See memory/ for design rationale and gotchas. Fast sequence
primitives (translate, detect_coding_frame, reverse_complement,
back_translate) live in the C++ extension and are re-exported from
arda.refbuild.translate — mirpy-API-compatible, so mirpy can import arda and
reuse them.
Exact annotation that matches IgBLAST while being several times faster, scaling to
large FASTQ. Synthetic human IGH, 16 threads (scripts/bench_vs_igblast.py):
| sequences | arda | arda rate | speedup vs IgBLAST | region concordance |
|---|---|---|---|---|
| 10,000 | 5.5s | ~1.8k/s | 4.4× | 98.9% |
| 50,000 | 16s | ~3.0k/s | 7.3× | |
| 100,000 | 30s | ~3.3k/s | 7.9× |
On ~7.3k real GenBank mRNA records spanning all five organisms and their loci
(committed, gzipped test fixtures), region concordance with IgBLAST on productive
records is 98–99.7% per organism; junction_aa/cdr3_aa match IgBLAST ~99%
and satisfy the AIRR invariants exactly. V-gene assignment agrees ~100%. (GenBank
also contains genomic/partial/non-productive entries that confuse both tools; those
are excluded from the comparison.)
Bulk RNA-seq is much faster than amplicon, because mmseqs prefilters by k-mer
matching — reads with no receptor k-mer are rejected before alignment. At 150 nt
reads, 16 threads (scripts/bench_prefilter.py):
| receptor content | throughput |
|---|---|
| 100% (amplicon) | ~5.7k reads/s |
| 10% | ~19k reads/s |
| 1% (blood RNA-seq) | ~25k reads/s |
Extrapolated to a 32-core node, a 30M-read bulk RNA-seq library (~1% receptor)

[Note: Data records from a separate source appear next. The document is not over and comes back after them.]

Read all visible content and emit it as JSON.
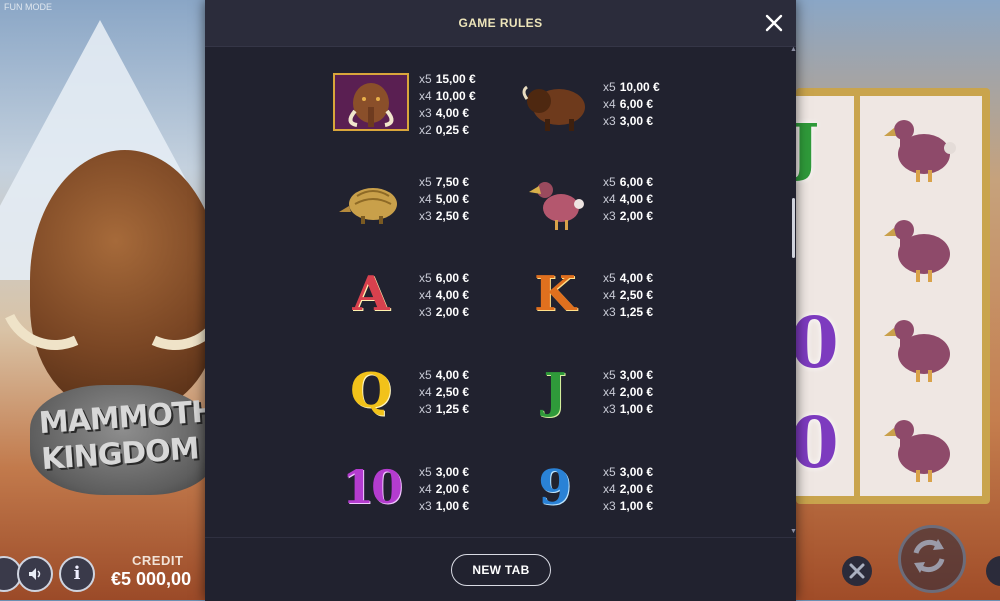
{
  "app": {
    "fun_mode": "FUN MODE",
    "logo_line1": "MAMMOTH",
    "logo_line2": "KINGDOM"
  },
  "hud": {
    "credit_label": "CREDIT",
    "credit_value": "€5 000,00",
    "info_icon": "i"
  },
  "modal": {
    "title": "GAME RULES",
    "new_tab_label": "NEW TAB"
  },
  "symbols": [
    {
      "icon": "mammoth-icon",
      "pays": [
        {
          "mult": "x5",
          "value": "15,00 €"
        },
        {
          "mult": "x4",
          "value": "10,00 €"
        },
        {
          "mult": "x3",
          "value": "4,00 €"
        },
        {
          "mult": "x2",
          "value": "0,25 €"
        }
      ]
    },
    {
      "icon": "bison-icon",
      "pays": [
        {
          "mult": "x5",
          "value": "10,00 €"
        },
        {
          "mult": "x4",
          "value": "6,00 €"
        },
        {
          "mult": "x3",
          "value": "3,00 €"
        }
      ]
    },
    {
      "icon": "armadillo-icon",
      "pays": [
        {
          "mult": "x5",
          "value": "7,50 €"
        },
        {
          "mult": "x4",
          "value": "5,00 €"
        },
        {
          "mult": "x3",
          "value": "2,50 €"
        }
      ]
    },
    {
      "icon": "dodo-icon",
      "pays": [
        {
          "mult": "x5",
          "value": "6,00 €"
        },
        {
          "mult": "x4",
          "value": "4,00 €"
        },
        {
          "mult": "x3",
          "value": "2,00 €"
        }
      ]
    },
    {
      "icon": "letter-a-icon",
      "glyph": "A",
      "pays": [
        {
          "mult": "x5",
          "value": "6,00 €"
        },
        {
          "mult": "x4",
          "value": "4,00 €"
        },
        {
          "mult": "x3",
          "value": "2,00 €"
        }
      ]
    },
    {
      "icon": "letter-k-icon",
      "glyph": "K",
      "pays": [
        {
          "mult": "x5",
          "value": "4,00 €"
        },
        {
          "mult": "x4",
          "value": "2,50 €"
        },
        {
          "mult": "x3",
          "value": "1,25 €"
        }
      ]
    },
    {
      "icon": "letter-q-icon",
      "glyph": "Q",
      "pays": [
        {
          "mult": "x5",
          "value": "4,00 €"
        },
        {
          "mult": "x4",
          "value": "2,50 €"
        },
        {
          "mult": "x3",
          "value": "1,25 €"
        }
      ]
    },
    {
      "icon": "letter-j-icon",
      "glyph": "J",
      "pays": [
        {
          "mult": "x5",
          "value": "3,00 €"
        },
        {
          "mult": "x4",
          "value": "2,00 €"
        },
        {
          "mult": "x3",
          "value": "1,00 €"
        }
      ]
    },
    {
      "icon": "number-10-icon",
      "glyph": "10",
      "pays": [
        {
          "mult": "x5",
          "value": "3,00 €"
        },
        {
          "mult": "x4",
          "value": "2,00 €"
        },
        {
          "mult": "x3",
          "value": "1,00 €"
        }
      ]
    },
    {
      "icon": "number-9-icon",
      "glyph": "9",
      "pays": [
        {
          "mult": "x5",
          "value": "3,00 €"
        },
        {
          "mult": "x4",
          "value": "2,00 €"
        },
        {
          "mult": "x3",
          "value": "1,00 €"
        }
      ]
    }
  ]
}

annotates in roughly 10–20 min — the same order of magnitude as a STAR genome
alignment pass on the same data (STAR is faster per read, but arda maps only to a
tiny germline DB and the non-receptor majority costs just prefilter rejection).
Large FASTQ is streamed in bounded chunks (a background reader prefetches the
next chunk while the current one is annotated), so memory stays flat regardless of
input size — --chunk-size tunes it.
See ROADMAP.md. Done: V·J reference build (5 organisms), MMseqs2
mapping, C++ markup transfer, reverse-complement, all-loci querying, streaming I/O,
out-of-frame junctions, D-segment mapping incl. D-D fusions, precompiled
indexes, multi-node (SLURM) sharding. Next: full AIRR productivity.
pip install -e . # rebuilds the C++ ext on import
python -m pytest tests/unit tests/synthetic -q # fast suite
env ARDA_REALWORLD=1 python -m pytest tests/realworld -s # vs IgBLAST (network)
env RUN_BENCHMARK=1 python -m pytest tests/benchmark -s # timing/memory/scalingLayout: src/arda/{refbuild,annotate}, C++ in src/_markup/markup.cpp,
references in database/, downloads in gitignored bin/ + data/.